Creditas is Latin America’s leading secured lending platform, offering an integrated, digital first ecosystem that lets consumers borrow, purchase, and insure across three verticals: housing, mobility, and work. Its end to end technology and proprietary underwriting unlock affordable, collateralized credit with a market leading NPS of 80+. Quona has been a key shareholder and board partner since 2015, closely supporting overall development and recently supporting Creditas’ impact measurement via an impact measurement project, called 60 Decibels  (for more information please see: https://60decibels.com)

Market gap

Brazil’s consumer credit is dominated by short term, high rate unsecured loans (avg 41% APR; 300%+ on credit cards).

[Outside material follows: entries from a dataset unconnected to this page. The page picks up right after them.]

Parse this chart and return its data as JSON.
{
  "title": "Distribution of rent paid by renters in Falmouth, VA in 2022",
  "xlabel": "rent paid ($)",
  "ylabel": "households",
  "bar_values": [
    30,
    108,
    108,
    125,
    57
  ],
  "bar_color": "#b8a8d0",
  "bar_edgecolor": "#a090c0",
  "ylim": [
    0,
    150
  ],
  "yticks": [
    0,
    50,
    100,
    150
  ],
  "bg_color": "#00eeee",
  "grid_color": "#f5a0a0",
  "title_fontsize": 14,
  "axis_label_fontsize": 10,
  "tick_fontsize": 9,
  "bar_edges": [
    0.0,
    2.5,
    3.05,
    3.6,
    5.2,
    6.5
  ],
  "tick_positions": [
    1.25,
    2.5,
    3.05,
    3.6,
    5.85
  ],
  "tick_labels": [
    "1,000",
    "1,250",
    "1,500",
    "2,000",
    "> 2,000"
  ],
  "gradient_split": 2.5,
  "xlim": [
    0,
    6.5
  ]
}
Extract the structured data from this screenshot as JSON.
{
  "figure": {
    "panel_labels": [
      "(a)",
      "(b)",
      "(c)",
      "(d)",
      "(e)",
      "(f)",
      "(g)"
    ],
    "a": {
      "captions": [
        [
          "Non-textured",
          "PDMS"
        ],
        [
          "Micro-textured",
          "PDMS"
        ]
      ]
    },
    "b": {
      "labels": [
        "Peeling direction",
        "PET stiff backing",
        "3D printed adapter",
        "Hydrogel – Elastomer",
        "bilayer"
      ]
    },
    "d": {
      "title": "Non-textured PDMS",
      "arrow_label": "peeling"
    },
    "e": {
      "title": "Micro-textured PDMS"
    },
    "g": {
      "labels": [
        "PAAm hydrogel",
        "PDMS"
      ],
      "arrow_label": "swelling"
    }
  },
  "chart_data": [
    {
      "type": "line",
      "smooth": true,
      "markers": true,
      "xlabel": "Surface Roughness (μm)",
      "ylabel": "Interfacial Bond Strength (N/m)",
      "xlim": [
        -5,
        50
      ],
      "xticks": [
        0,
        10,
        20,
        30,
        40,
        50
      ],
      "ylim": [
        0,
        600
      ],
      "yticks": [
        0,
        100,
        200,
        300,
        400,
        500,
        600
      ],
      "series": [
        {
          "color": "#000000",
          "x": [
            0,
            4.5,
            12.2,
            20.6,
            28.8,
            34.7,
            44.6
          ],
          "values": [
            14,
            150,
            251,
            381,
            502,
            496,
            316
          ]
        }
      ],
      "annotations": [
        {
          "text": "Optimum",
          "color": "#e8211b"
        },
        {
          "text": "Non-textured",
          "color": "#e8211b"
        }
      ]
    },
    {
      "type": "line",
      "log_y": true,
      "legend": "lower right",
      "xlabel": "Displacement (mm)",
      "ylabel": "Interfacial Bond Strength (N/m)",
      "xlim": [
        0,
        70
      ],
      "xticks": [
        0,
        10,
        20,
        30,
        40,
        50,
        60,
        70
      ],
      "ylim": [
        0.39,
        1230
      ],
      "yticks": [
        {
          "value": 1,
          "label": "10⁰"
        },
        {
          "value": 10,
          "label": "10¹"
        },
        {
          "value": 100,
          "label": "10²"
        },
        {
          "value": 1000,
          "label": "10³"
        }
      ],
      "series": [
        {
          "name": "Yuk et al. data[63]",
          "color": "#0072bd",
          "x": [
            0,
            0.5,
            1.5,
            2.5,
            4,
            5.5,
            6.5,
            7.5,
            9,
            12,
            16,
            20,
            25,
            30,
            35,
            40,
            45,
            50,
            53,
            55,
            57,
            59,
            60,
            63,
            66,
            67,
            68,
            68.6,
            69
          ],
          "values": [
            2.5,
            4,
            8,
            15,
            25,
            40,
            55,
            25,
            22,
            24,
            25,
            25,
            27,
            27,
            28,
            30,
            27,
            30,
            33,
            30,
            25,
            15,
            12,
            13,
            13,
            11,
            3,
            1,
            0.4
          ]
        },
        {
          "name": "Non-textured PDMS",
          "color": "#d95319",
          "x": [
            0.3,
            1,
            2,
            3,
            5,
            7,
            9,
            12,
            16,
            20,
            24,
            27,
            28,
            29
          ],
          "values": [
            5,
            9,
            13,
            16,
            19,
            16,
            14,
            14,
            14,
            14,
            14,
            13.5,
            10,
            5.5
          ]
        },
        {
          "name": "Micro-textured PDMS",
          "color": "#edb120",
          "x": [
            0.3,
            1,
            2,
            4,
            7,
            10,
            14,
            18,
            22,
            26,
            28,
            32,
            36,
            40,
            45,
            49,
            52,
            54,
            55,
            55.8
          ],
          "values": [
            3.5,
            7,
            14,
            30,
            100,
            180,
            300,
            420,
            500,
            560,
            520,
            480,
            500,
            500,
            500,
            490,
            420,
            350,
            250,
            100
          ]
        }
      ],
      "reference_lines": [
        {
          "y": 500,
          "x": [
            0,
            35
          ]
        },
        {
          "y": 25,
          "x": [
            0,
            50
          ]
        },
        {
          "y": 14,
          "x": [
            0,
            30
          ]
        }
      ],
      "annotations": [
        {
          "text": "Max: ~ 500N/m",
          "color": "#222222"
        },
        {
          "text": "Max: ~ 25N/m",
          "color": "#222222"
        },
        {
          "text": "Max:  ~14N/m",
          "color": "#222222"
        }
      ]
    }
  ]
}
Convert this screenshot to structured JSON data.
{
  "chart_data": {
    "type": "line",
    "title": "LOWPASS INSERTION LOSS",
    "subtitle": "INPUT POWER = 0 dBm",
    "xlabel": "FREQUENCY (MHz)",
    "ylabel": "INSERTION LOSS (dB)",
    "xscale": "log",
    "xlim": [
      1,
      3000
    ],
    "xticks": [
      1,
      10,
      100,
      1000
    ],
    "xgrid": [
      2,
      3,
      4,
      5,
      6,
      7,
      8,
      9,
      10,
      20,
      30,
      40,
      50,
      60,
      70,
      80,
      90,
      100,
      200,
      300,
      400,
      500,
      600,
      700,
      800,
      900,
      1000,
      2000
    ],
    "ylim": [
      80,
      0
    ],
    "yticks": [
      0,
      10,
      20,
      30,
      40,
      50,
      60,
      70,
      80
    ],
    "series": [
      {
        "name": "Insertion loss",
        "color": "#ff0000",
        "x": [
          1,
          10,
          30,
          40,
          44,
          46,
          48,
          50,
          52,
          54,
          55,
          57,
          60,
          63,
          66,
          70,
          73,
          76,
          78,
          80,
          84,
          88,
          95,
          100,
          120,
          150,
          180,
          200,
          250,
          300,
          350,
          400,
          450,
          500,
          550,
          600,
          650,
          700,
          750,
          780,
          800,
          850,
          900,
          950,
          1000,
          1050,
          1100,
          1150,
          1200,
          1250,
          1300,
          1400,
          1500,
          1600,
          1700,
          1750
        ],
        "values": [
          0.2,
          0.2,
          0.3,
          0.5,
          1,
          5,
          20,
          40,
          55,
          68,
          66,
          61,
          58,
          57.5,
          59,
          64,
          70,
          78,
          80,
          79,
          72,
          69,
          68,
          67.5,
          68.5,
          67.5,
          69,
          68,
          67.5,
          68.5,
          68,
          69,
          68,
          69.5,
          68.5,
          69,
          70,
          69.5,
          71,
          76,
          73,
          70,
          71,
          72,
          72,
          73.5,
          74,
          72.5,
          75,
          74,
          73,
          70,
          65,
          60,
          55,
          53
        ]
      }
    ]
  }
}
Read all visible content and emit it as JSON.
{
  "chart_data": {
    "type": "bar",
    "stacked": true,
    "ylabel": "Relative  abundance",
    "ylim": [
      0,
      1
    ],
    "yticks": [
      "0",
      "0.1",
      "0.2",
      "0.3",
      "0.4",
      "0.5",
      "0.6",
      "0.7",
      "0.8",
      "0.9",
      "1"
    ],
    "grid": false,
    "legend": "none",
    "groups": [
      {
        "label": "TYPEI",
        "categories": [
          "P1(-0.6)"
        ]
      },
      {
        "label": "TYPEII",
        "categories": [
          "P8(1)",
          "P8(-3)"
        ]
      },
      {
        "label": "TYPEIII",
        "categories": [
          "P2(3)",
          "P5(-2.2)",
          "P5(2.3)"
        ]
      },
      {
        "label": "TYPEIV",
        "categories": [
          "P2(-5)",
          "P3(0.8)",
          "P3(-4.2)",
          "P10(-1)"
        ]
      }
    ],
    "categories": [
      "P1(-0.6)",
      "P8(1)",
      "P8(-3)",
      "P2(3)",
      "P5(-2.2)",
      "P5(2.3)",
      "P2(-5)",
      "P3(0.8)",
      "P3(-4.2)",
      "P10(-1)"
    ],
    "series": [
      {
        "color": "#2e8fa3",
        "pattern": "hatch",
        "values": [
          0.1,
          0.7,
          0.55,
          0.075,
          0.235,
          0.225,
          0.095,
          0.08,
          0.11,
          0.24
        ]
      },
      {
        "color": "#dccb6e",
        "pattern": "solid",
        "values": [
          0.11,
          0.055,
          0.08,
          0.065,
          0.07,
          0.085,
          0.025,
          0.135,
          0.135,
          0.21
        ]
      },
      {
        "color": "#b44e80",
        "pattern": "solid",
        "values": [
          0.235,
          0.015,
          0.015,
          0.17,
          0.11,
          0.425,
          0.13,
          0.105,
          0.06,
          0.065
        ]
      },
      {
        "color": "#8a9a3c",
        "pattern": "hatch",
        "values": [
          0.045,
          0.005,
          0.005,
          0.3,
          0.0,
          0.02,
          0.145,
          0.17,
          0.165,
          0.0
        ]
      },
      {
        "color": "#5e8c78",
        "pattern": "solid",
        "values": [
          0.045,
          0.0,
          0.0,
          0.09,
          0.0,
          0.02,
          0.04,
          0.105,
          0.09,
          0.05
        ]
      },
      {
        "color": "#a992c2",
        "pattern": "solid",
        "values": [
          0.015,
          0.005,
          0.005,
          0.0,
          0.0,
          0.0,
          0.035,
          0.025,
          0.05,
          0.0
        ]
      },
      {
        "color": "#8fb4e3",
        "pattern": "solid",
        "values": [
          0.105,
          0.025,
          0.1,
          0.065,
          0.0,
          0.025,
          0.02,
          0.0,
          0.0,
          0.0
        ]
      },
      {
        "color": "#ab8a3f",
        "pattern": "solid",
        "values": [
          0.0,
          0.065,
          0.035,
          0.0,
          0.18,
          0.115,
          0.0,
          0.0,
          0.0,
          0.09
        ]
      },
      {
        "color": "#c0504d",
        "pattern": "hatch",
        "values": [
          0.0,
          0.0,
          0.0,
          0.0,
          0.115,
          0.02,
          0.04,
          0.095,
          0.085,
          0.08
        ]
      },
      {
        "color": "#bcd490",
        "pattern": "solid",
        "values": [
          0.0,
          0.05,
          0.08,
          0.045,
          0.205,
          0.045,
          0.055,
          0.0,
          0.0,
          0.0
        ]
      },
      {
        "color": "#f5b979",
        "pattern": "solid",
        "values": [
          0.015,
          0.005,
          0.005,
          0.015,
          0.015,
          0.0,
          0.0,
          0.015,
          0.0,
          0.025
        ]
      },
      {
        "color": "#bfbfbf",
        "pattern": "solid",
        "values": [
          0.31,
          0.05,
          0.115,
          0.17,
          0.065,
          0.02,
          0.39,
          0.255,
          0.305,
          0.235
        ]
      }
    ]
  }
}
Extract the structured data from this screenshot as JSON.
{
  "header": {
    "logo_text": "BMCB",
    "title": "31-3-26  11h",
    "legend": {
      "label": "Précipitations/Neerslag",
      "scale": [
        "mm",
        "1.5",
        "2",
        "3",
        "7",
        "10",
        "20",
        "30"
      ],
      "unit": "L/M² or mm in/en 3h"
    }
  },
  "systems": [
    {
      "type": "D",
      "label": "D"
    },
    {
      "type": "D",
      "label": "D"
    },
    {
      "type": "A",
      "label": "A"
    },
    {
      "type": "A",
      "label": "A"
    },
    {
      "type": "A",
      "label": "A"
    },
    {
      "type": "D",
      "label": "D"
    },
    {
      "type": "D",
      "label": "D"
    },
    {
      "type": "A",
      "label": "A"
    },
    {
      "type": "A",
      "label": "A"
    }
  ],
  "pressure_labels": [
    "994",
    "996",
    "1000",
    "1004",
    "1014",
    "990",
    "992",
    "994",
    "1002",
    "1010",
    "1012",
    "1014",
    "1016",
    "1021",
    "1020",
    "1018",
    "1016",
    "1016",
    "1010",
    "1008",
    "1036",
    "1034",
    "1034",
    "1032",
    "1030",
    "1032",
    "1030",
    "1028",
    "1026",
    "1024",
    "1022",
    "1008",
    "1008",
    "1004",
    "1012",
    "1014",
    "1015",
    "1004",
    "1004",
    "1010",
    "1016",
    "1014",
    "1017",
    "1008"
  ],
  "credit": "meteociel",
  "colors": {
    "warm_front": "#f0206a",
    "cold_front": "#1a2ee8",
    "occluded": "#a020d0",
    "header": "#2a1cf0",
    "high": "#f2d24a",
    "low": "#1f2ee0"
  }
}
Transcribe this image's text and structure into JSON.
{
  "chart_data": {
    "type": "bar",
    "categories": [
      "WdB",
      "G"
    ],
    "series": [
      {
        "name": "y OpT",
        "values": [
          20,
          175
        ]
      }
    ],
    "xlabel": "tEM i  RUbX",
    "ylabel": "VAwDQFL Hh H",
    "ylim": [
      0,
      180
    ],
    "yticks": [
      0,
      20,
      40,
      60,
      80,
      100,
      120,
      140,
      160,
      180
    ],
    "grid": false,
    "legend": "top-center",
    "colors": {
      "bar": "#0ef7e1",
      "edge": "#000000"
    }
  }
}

Despite high asset ownership (65% of homes, 75% of cars owned outright), traditional banks have underused asset backed lending, leaving >$3T in collateral untapped and millions underserved—especially in Northern Brazil and Mexico (market data source: Quona Capital).

Creditas’ solution

Affordable secured loans (home, auto, payroll benefits) help consumers refinance expensive debt, manage household finances, and invest in their future—delivered through a platform  for high quality, collateralized credit and expansion into underserved regions.

Early impact indicators (survey results based on data collected by 60  Decibels)

  • 65% of Creditas’ clients had no prior access to a comparable service (60% men; 70% women).
  • 62% could not easily find a good alternative (top alternatives: national/digital banks, government programs, small business credit).
  • 40% used loans for business purposes (notably inventory purchases and renovations).
  • 57% report improved quality of life after engaging with Creditas.

The above example shows Financial Inclusion and Theory of Change in practice, and the meaningful positive change that emerges when capital is directed to underserved borrowers. Capital therefore reaches people and MSMEs via fit-for-purpose products from responsible providers; this in turns driving access to helpful financial frameworks (e.g. tools, platforms) that enable and support payments technology and digitalization. 

Through our Impact investing discipline, and Financial Inclusion as a key Impact Theme, Anthos Fund & Asset Management seeks to promote greater financial literacy, growing businesses, and steadier cash flows ultimately supporting communities to thrive through the creation of local enterprise and resulting in a reduction of inequality, directly through access to decent work. Overall driving sustainable, inclusive growth.